Air leakages in a retrofitted building from 1930: measurements and numerical simulations
Conference contribution, 2014
Many buildings in Sweden are in need of renovation in order to meet the current standards of energy use in buildings. Particularly challenging are old listed buildings, the majority built before 1950, because the renovation is restricted to the parts that do not change the appearance of the building. This paper presents experiences gained during the renovation of a listed building where aging of materials, movements and settlements during the building operation have left trails in form of air leakage paths that are difficult to cover by renovation. The aim of the work is to bring up certain issues related to air movements in old houses that are not necessarily present in new ones. In the renovation project in question, efforts were made to seal the exterior walls with polyethylene foil before additional insulation in form of vacuum insulating panels was installed. The blower door tests taken in the apartments showed that the air permeability of the building remained basically unchanged after the retrofit. Complementary diagnostics with thermal imaging camera revealed that air leakage paths in intermediate floors and interior walls substantially contributed to the overall air leakage of the building.

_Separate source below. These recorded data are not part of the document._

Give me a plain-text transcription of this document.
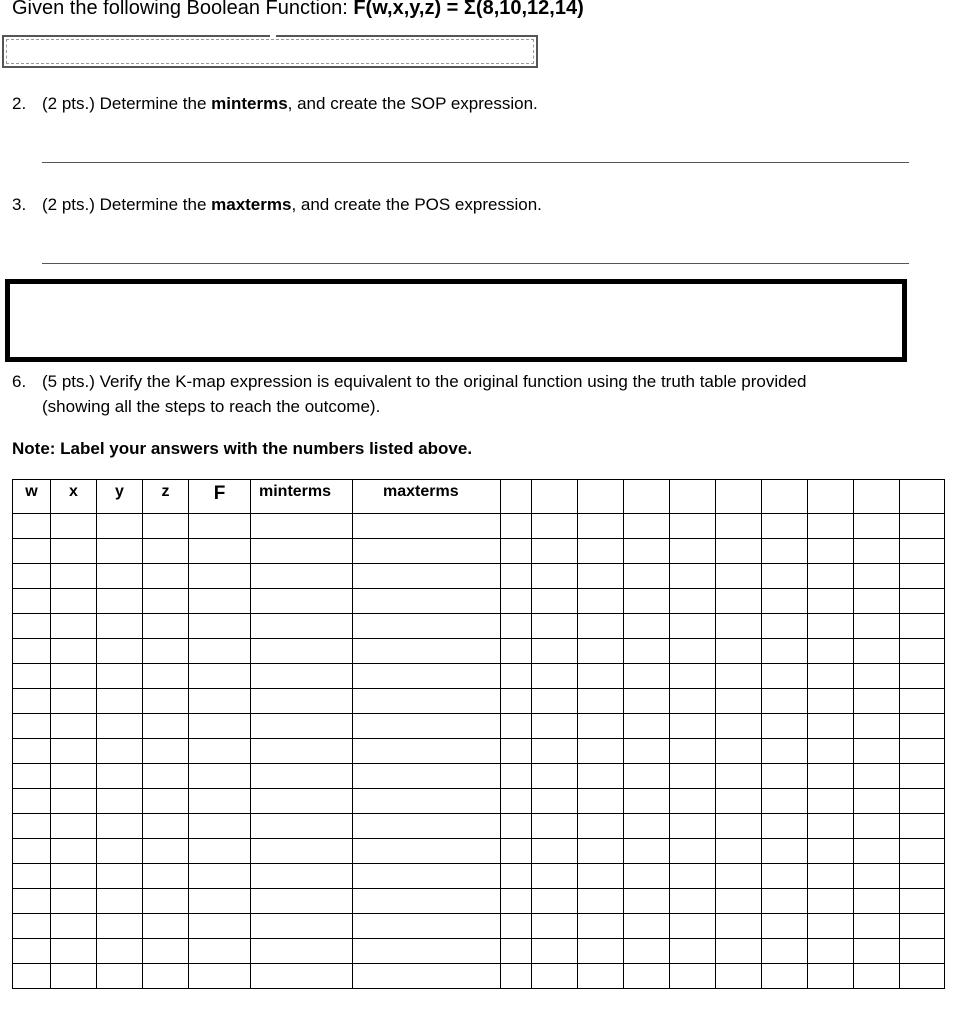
Given the following Boolean Function: F(w,x,y,z) = Σ(8,10,12,14)
2. (2 pts.) Determine the minterms, and create the SOP expression.
3. (2 pts.) Determine the maxterms, and create the POS expression.
6. (5 pts.) Verify the K-map expression is equivalent to the original function using the truth table provided
(showing all the steps to reach the outcome).
Note: Label your answers with the numbers listed above.
w	x	y	z	F	minterms	maxterms										
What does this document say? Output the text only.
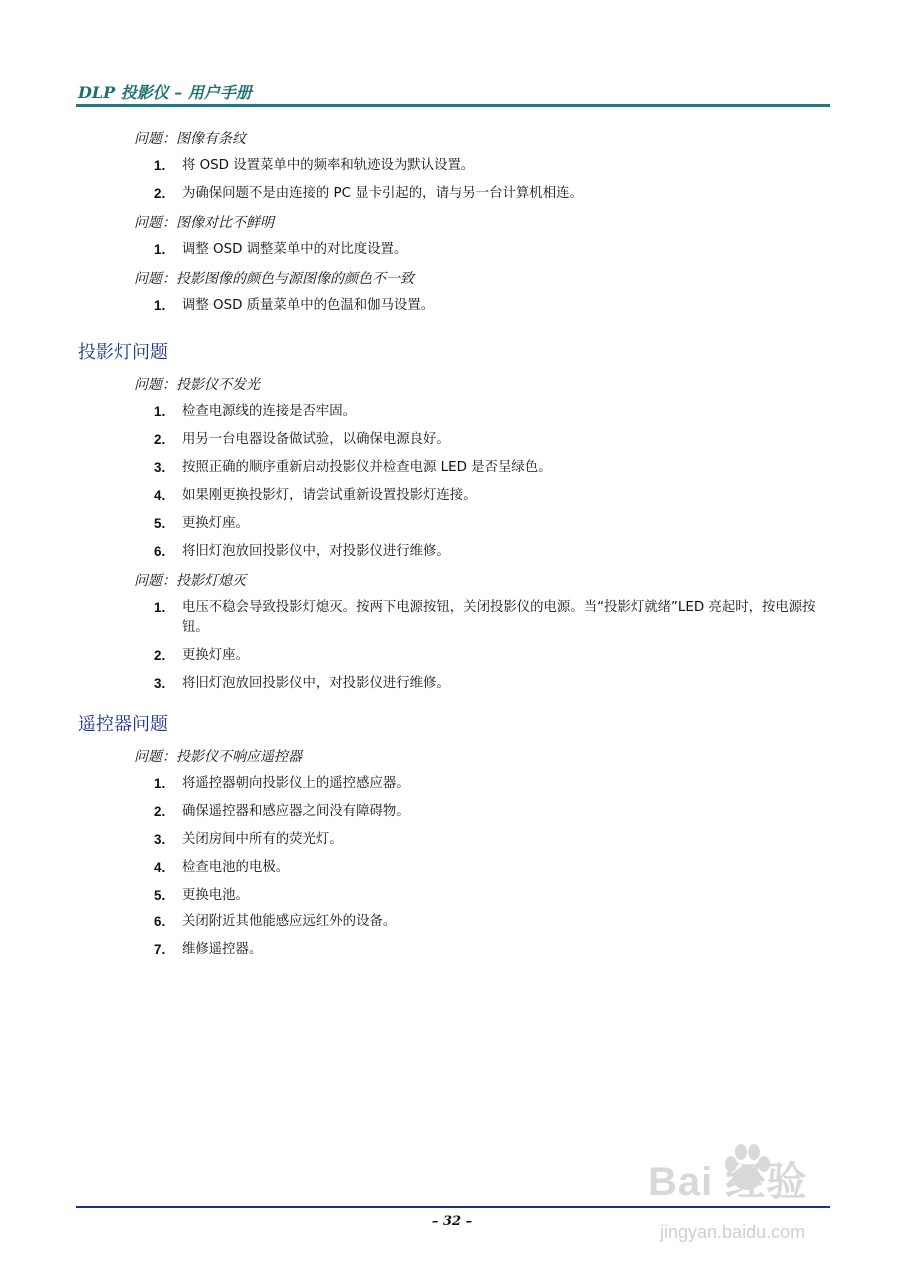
DLP 投影仪 – 用户手册
问题：图像有条纹
1. 将 OSD 设置菜单中的频率和轨迹设为默认设置。
2. 为确保问题不是由连接的 PC 显卡引起的，请与另一台计算机相连。
问题：图像对比不鲜明
1. 调整 OSD 调整菜单中的对比度设置。
问题：投影图像的颜色与源图像的颜色不一致
1. 调整 OSD 质量菜单中的色温和伽马设置。
投影灯问题
问题：投影仪不发光
1. 检查电源线的连接是否牢固。
2. 用另一台电器设备做试验，以确保电源良好。
3. 按照正确的顺序重新启动投影仪并检查电源 LED 是否呈绿色。
4. 如果刚更换投影灯，请尝试重新设置投影灯连接。
5. 更换灯座。
6. 将旧灯泡放回投影仪中，对投影仪进行维修。
问题：投影灯熄灭
1. 电压不稳会导致投影灯熄灭。按两下电源按钮，关闭投影仪的电源。当“投影灯就绪”LED 亮起时，按电源按钮。
2. 更换灯座。
3. 将旧灯泡放回投影仪中，对投影仪进行维修。
遥控器问题
问题：投影仪不响应遥控器
1. 将遥控器朝向投影仪上的遥控感应器。
2. 确保遥控器和感应器之间没有障碍物。
3. 关闭房间中所有的荧光灯。
4. 检查电池的电极。
5. 更换电池。
6. 关闭附近其他能感应远红外的设备。
7. 维修遥控器。
Bai 经验
– 32 –
jingyan.baidu.com
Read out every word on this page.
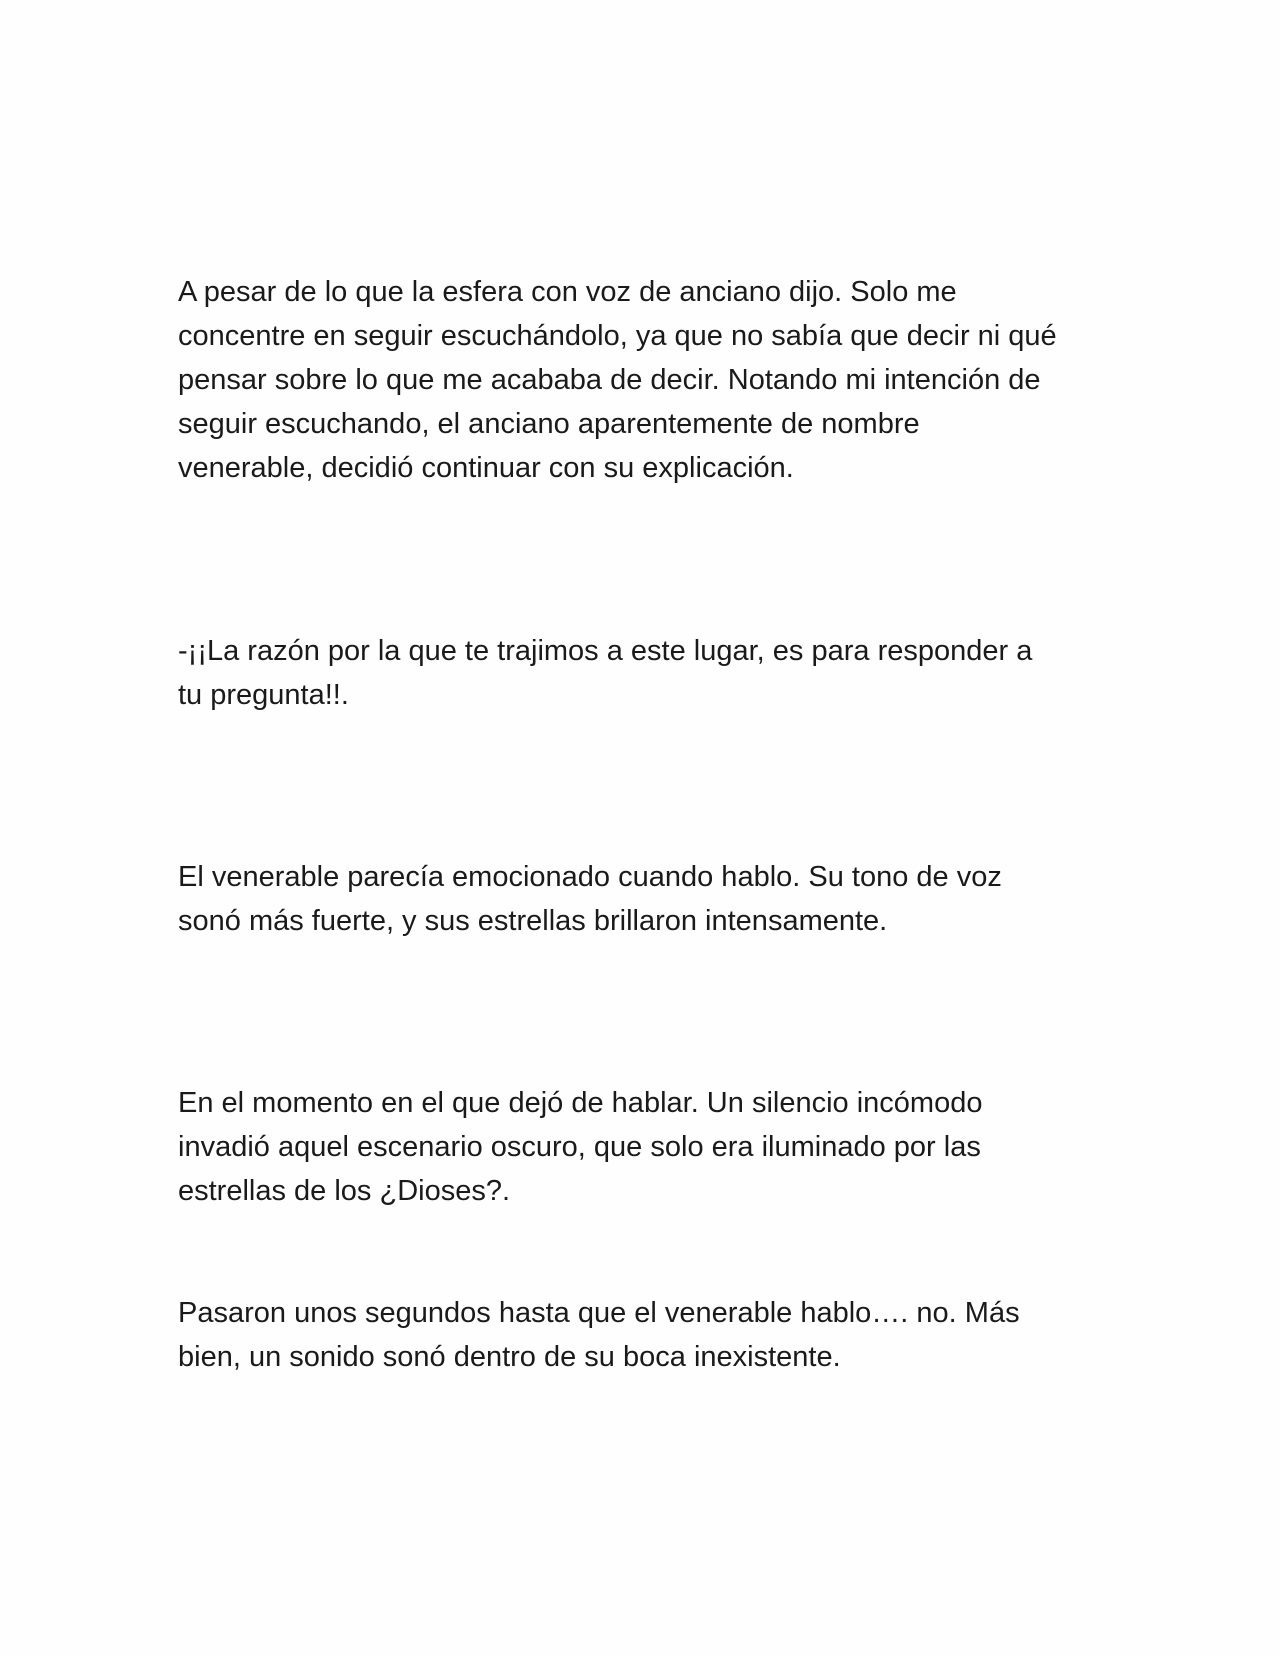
A pesar de lo que la esfera con voz de anciano dijo. Solo me
concentre en seguir escuchándolo, ya que no sabía que decir ni qué
pensar sobre lo que me acababa de decir. Notando mi intención de
seguir escuchando, el anciano aparentemente de nombre
venerable, decidió continuar con su explicación.

-¡¡La razón por la que te trajimos a este lugar, es para responder a
tu pregunta!!.

El venerable parecía emocionado cuando hablo. Su tono de voz
sonó más fuerte, y sus estrellas brillaron intensamente.

En el momento en el que dejó de hablar. Un silencio incómodo
invadió aquel escenario oscuro, que solo era iluminado por las
estrellas de los ¿Dioses?.

Pasaron unos segundos hasta que el venerable hablo…. no. Más
bien, un sonido sonó dentro de su boca inexistente.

It was then concluded that the blower door tests alone were not sufficient for the estimation of the air permeability of the building. In addition, hygrothermal measurements in exterior walls showed that new air leakage paths were created between the old wall and the additional insulation. By using numerical simulations, it has been proven that it is the outdoor air that flows through these new air paths, which is advantageous from the moisture safety point of view. However, the flow of outdoor air through the exterior wall increases the overall thermal transmittance of the wall and thus decreases the effects of additional insulation.